Rat who may be an embodiment of Lord Ganesh parties like its 1999 making off with loads of beer, and diamonds
The Hindu religion in India reveres rats as the embodiment of the god Ganesh. Ganesh is the elephant headed god in Hinduism, the son of Parvati and Shiva. Tradition states he is the god of good luck, wisdom and success. He is one of the most revered and worshipped gods in the Hindu pantheon, with festivals and even a temple of rats dedicated to him. This reverence for Ganesh explains why, in the Indian state of Bihar, rats who held the party of the century that humans were ingloriously not invited to, drank 200 cans of beer kept in the storeroom of the excise department. (Now, there are a lot of questions contained in this one sentence. Firstly, why was so much beer kept in the tax department? Wait. Imagine working for the Internal Revenue Service. This is easy to do since it is now tax season. Crunching numbers all day long in a cubicle designed to kill your soul. Ok. Number crunching rats have to let off steam somehow. Explains the beer. Never mind.) Not only did they drink the beer, but one enterprising rat stole a pair of diamond earrings from a jewelry store (possibly unrelated to the excise department rats but with the complex genealogy of rats, who knows. Perhaps it was a cousin). New Indian Express.com reports “In a bizarre twist of events, Dhiraj Kumar, a jewelry shop owner in Bihar, alleged that a rathad stolen a pair of diamond earrings from his shop. He said that when he opened the shop on Mahashivaratri (March 4) he noticed that the jewelry was missing. At first, he suspected his employees, but he was taken aback when he checked the CCTV footage. The CCTV recorded a rat climbing on to the counter at around 10:56 pm and picked up the yellow cover containing the earrings and ran away.

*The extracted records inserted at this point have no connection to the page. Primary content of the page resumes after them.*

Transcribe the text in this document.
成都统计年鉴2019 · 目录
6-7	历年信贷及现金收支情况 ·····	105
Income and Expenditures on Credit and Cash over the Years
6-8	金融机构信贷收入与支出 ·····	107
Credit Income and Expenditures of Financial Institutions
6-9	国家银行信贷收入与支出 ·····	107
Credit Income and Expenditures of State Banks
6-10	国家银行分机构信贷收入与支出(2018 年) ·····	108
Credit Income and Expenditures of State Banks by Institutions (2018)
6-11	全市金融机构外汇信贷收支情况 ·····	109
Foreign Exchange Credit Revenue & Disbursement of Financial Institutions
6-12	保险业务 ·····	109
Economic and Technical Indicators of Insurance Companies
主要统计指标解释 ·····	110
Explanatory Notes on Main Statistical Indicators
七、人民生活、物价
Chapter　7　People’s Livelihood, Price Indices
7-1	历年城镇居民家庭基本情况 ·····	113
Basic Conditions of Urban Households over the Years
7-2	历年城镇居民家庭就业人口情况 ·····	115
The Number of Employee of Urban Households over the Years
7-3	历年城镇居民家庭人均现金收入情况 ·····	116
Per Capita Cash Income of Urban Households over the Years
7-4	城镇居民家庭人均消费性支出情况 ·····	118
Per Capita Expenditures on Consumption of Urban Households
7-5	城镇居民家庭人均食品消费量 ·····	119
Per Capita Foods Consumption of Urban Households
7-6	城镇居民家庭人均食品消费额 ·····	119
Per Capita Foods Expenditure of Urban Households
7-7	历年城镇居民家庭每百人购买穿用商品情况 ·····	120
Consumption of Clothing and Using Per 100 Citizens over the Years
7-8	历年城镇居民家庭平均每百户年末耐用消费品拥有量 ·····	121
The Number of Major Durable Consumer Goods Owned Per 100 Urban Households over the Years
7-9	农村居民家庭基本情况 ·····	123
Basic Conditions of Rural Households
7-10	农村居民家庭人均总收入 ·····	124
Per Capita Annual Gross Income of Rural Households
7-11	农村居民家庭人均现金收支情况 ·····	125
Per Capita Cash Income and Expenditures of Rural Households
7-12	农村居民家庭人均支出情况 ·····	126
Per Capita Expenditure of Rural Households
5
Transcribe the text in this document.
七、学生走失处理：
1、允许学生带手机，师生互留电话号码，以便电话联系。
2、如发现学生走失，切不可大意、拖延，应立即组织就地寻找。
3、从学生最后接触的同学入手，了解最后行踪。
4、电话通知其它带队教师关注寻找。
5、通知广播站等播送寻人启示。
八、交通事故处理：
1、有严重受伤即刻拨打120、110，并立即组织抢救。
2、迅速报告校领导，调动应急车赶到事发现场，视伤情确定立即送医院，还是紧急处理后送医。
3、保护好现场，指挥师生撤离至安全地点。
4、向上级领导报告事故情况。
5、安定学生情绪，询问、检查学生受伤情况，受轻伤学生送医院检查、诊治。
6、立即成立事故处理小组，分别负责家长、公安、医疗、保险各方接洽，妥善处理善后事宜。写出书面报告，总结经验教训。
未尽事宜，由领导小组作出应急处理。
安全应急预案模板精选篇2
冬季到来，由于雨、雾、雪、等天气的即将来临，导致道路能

The footage showed the rat entering from the false ceiling.” (Hey! We just wrote an article about rats in your commercial hanging ceiling! See, there you go! It’s all inter-related. Better do something about your false ceiling before the rats make off with your diamond jewelry!) But nothing was done about the rat. Why? Because the owner believes the rat is an incarnation of the god Ganesh. He believes Ganesh liked the earrings so much that he came in the form of a rat to make off with them so as to give them to his mother Parvati. What mother wouldn’t love a gift like that from her son? The store owner says if he finds the earrings, he’s going to go to the Kedernath Temple and give them to Ganesh. It’s not stolen if it’s a gift, after all!